Костюмы данной пары вполне соотносятся с образами из военных карикатур: женщина одета в сарафан и рубаху, только на ее голове не кокошник или повязка, как у сельских женщин, а повязанный вокруг головы платок. Мужское одеяние состоит из лаптей, портков, подпоясанной бечевой рубахи и бесформенной шляпы с загнутыми полями. В данном костюме нет экзотики и декоративных деталей, но есть узнаваемая простота повседневной одежды. Она дополнена социальными атрибутами странников: заплечная сума, посох, запасные лапти у мужчины и связанные скрученной тканью два берестяных короба у женщины.

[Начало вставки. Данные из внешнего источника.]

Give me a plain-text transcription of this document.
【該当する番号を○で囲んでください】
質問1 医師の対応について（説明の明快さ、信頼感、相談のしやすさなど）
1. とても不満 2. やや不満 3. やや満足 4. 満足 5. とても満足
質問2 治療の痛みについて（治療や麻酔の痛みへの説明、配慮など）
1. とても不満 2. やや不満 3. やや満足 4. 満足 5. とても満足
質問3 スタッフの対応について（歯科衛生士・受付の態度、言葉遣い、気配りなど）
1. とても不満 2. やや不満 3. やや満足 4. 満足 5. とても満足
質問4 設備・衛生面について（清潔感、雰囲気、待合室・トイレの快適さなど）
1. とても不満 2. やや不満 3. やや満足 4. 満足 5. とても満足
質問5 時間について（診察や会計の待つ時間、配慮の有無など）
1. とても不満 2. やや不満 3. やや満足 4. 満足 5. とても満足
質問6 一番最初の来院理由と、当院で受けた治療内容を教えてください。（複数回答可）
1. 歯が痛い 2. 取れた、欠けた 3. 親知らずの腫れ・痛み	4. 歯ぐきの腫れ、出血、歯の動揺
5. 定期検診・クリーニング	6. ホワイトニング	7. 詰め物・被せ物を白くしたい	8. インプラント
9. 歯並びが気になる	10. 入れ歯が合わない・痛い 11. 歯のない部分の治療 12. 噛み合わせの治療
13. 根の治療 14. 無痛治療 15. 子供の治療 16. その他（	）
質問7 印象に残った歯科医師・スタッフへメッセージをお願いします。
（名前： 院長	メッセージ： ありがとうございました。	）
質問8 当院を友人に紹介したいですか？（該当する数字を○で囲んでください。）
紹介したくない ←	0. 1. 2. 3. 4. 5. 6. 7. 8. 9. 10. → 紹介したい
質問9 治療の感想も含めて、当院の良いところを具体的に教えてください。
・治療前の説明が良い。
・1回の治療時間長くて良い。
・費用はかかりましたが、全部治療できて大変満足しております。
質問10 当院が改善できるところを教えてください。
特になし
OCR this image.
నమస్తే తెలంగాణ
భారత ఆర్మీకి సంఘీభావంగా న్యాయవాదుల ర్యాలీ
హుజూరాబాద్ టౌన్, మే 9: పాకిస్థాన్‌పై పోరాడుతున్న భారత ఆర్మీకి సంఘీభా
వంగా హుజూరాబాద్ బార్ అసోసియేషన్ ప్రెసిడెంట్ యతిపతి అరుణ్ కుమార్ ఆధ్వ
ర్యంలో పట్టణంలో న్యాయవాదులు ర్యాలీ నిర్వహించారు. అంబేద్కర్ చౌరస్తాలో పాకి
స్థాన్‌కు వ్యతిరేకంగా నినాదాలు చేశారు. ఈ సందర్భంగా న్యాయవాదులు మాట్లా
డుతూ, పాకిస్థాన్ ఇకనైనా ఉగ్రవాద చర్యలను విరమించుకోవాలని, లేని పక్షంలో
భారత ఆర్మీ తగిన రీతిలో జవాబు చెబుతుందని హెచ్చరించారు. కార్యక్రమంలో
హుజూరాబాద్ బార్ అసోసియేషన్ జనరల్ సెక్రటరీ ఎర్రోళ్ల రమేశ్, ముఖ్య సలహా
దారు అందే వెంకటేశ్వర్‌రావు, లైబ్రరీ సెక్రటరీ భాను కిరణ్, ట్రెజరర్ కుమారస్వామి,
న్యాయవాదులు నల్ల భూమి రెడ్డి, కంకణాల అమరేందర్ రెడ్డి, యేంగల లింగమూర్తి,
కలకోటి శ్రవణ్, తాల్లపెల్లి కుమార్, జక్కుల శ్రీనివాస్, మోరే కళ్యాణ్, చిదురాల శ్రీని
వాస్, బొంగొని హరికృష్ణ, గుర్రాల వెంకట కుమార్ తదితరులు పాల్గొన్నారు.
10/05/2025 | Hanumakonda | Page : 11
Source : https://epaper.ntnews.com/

Впрочем, костюмы персонажей не находятся в центре зрительского внимания. Их детали лишь угадываются за «закрытыми» позами изображенных людей. Объяснить эту визуальную стратегию позволяют слова идейного вдохновителя данного журнала, Павла Свиньина, извлеченные из его более раннего произведения. В англоязычных очерках о России он писал, что сам по себе костюм не делает человека «русским», это что-то внутреннее, что «проявляется в каждом поступке и каждой привычке – от развлечений до способов передвижения»[617].
Другое его высказывание более позднего времени является ключом к прочтению графического образа крестьянина. В полуобороте его головы видно, что изображенный мужчина бородат и что его довольно длинные волосы сбились в нечесаные пряди. Но то, что с точки зрения несведущего иностранца было бы очевидным свидетельством нечистоплотности и варварства, таковым на самом деле не является. «Часто, – объяснял П.П. Свиньин читателям, – нечесаная борода и лоскутная сермяга покрывают великий талант Русского скульптора, химика, резчика»[618]. Итак, внешность русского мужика скрывает иную суть. Только иностранцы думают, что эта суть варварская, а на самом деле это интеллект и внутренняя утонченность.
Иное дело – женская внешность. Она должна быть откровенно привлекательной и юной. Поэтому лицо молодой крестьянки прописано тщательно и очень напоминает портреты аристократок «в русском костюме». В то же время это не условное, а удивительно живое индивидуализированное лицо, выдающее эмоционально богатую натуру. Видимо, в данном и прочих рисунках «Волшебного фонаря» Венецианов, так же как и его современник Е. Корнеев, пытался выразить представление о красоте русского лица и тела. Для этого он отказался от символического образа и обратился к фольклорным свидетельствам, к выраженной в них эстетике. «Насилу я узнал тебя, Аксинья Дмитриевна, – восхищается гребенщик. – Смотри как, правотка сущая барыня… Как потолстела… Как помилела!.. Как покруглела как этот наливной яблочик»[619]. Соответственно, монолог иллюстрирует гравюра с изображением пышнотелой городской кормилицы.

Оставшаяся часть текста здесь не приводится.